Ia mengaku, berdasarkan data Asian Development Bank (ADB) Bonds, nilai kepemilikan asing pada obligasi pemerintah di Indonesia relatif tinggi jika dibandingan negara lain di Asia Tenggara. Menurutnya, porsi kepemilikan asing terhadap total obligasi pemerintah Malaysia adalah 30 persen pada akhir 2017. Sementara, porsi kepemilikan asing terhadap total obligasi pemerintah Thailand adalah 15 persen hingga akhir September 2017. Porsi kepemilikan asing terhadap total obligasi Cina bahkan hanya 3,5 persen karena menerapkan kebijakan capital control.

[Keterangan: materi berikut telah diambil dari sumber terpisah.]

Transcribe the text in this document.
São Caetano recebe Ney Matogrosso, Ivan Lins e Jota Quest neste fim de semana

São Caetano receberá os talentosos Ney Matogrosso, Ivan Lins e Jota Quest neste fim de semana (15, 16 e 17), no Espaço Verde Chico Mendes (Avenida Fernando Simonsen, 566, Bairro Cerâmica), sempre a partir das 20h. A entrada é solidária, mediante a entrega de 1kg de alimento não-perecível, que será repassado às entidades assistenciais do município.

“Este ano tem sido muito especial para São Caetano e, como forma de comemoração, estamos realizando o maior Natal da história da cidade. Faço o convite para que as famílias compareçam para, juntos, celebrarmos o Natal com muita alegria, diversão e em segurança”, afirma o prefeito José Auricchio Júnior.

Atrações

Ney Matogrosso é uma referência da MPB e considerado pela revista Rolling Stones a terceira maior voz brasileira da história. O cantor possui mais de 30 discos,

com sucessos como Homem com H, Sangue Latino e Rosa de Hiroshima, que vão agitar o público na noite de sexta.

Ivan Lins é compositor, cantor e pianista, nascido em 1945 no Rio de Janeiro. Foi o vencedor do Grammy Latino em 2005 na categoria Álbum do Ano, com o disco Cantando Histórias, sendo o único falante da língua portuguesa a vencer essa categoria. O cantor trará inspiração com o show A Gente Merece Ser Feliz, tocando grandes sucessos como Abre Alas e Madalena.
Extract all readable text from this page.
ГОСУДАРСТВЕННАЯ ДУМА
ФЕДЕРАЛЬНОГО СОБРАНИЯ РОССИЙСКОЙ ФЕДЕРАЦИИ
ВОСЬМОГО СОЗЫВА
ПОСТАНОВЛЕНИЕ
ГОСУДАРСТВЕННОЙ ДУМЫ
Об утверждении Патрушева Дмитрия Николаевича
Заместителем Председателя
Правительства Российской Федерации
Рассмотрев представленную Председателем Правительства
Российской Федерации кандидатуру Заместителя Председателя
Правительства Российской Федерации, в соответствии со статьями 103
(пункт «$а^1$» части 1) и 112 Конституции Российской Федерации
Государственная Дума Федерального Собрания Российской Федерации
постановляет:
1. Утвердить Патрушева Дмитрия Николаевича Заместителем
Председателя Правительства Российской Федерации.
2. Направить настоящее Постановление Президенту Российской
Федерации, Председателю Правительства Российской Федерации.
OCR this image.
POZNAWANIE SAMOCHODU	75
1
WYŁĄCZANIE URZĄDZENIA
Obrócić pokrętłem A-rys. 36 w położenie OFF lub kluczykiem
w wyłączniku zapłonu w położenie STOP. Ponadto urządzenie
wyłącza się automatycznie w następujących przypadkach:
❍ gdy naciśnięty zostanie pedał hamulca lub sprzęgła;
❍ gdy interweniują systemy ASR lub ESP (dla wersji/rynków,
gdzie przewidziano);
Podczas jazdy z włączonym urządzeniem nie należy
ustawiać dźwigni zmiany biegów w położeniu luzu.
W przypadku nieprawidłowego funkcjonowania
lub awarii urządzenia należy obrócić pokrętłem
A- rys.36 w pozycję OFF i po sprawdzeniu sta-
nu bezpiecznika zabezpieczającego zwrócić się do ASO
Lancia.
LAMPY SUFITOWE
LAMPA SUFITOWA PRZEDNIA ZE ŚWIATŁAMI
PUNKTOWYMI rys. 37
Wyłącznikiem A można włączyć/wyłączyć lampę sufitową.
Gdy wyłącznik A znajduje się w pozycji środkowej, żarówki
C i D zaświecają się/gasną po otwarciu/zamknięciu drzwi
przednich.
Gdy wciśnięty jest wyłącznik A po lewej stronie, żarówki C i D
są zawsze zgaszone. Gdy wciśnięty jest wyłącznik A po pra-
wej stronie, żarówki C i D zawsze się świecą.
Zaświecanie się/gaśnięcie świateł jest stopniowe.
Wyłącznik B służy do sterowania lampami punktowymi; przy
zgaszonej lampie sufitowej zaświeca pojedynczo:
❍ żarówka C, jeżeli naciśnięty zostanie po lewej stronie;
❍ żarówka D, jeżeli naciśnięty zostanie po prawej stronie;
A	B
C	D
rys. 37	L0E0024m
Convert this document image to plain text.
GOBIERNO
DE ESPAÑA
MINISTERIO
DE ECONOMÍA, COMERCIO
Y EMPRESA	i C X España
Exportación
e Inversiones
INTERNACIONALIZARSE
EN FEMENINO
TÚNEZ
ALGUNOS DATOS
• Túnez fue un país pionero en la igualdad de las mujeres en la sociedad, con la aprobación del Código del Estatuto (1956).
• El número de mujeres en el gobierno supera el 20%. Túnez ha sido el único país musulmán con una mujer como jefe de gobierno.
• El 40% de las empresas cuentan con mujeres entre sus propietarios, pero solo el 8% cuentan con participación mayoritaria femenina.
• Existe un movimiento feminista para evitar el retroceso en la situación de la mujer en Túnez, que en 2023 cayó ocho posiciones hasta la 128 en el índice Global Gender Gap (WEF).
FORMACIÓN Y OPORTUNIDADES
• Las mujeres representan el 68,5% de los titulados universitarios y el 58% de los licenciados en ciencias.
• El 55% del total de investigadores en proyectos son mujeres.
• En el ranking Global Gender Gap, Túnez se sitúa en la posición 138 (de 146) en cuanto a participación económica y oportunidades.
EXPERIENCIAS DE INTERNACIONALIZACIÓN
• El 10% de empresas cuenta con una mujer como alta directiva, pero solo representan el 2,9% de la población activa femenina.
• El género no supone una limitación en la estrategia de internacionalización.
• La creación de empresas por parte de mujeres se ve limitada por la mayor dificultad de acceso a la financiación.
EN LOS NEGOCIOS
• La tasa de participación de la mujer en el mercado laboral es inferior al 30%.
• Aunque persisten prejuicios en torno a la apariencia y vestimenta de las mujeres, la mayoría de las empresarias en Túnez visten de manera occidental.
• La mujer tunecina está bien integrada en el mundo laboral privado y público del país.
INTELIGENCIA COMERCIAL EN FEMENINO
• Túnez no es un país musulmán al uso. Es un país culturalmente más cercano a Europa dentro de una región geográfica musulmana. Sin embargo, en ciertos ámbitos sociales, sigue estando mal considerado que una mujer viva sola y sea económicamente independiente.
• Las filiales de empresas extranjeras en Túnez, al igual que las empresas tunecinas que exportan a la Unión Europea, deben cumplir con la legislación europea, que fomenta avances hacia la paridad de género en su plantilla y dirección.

"Porsi asing ini berkurang bukan dengan dipaksa. Pemerintah bisa mendorong lembaga keuangan domestik seperti dana pensiun dan asuransi untuk masuk. Termasuk ritel juga perlu didorong," ujar Eric.
Eric menilai, posisi utang pemerintah yang berada pada level 29,24 persen terhadap Produk Domestik Bruto (PDB) masih aman. Meski begitu, ia mengimbau pemerintah untuk tidak semakin cepat mengobral utang. "Saya rasa secara umum memang masih aman tapi diusahakan agar akselerasi utang baru tidak terlalu cepat," ujarnya.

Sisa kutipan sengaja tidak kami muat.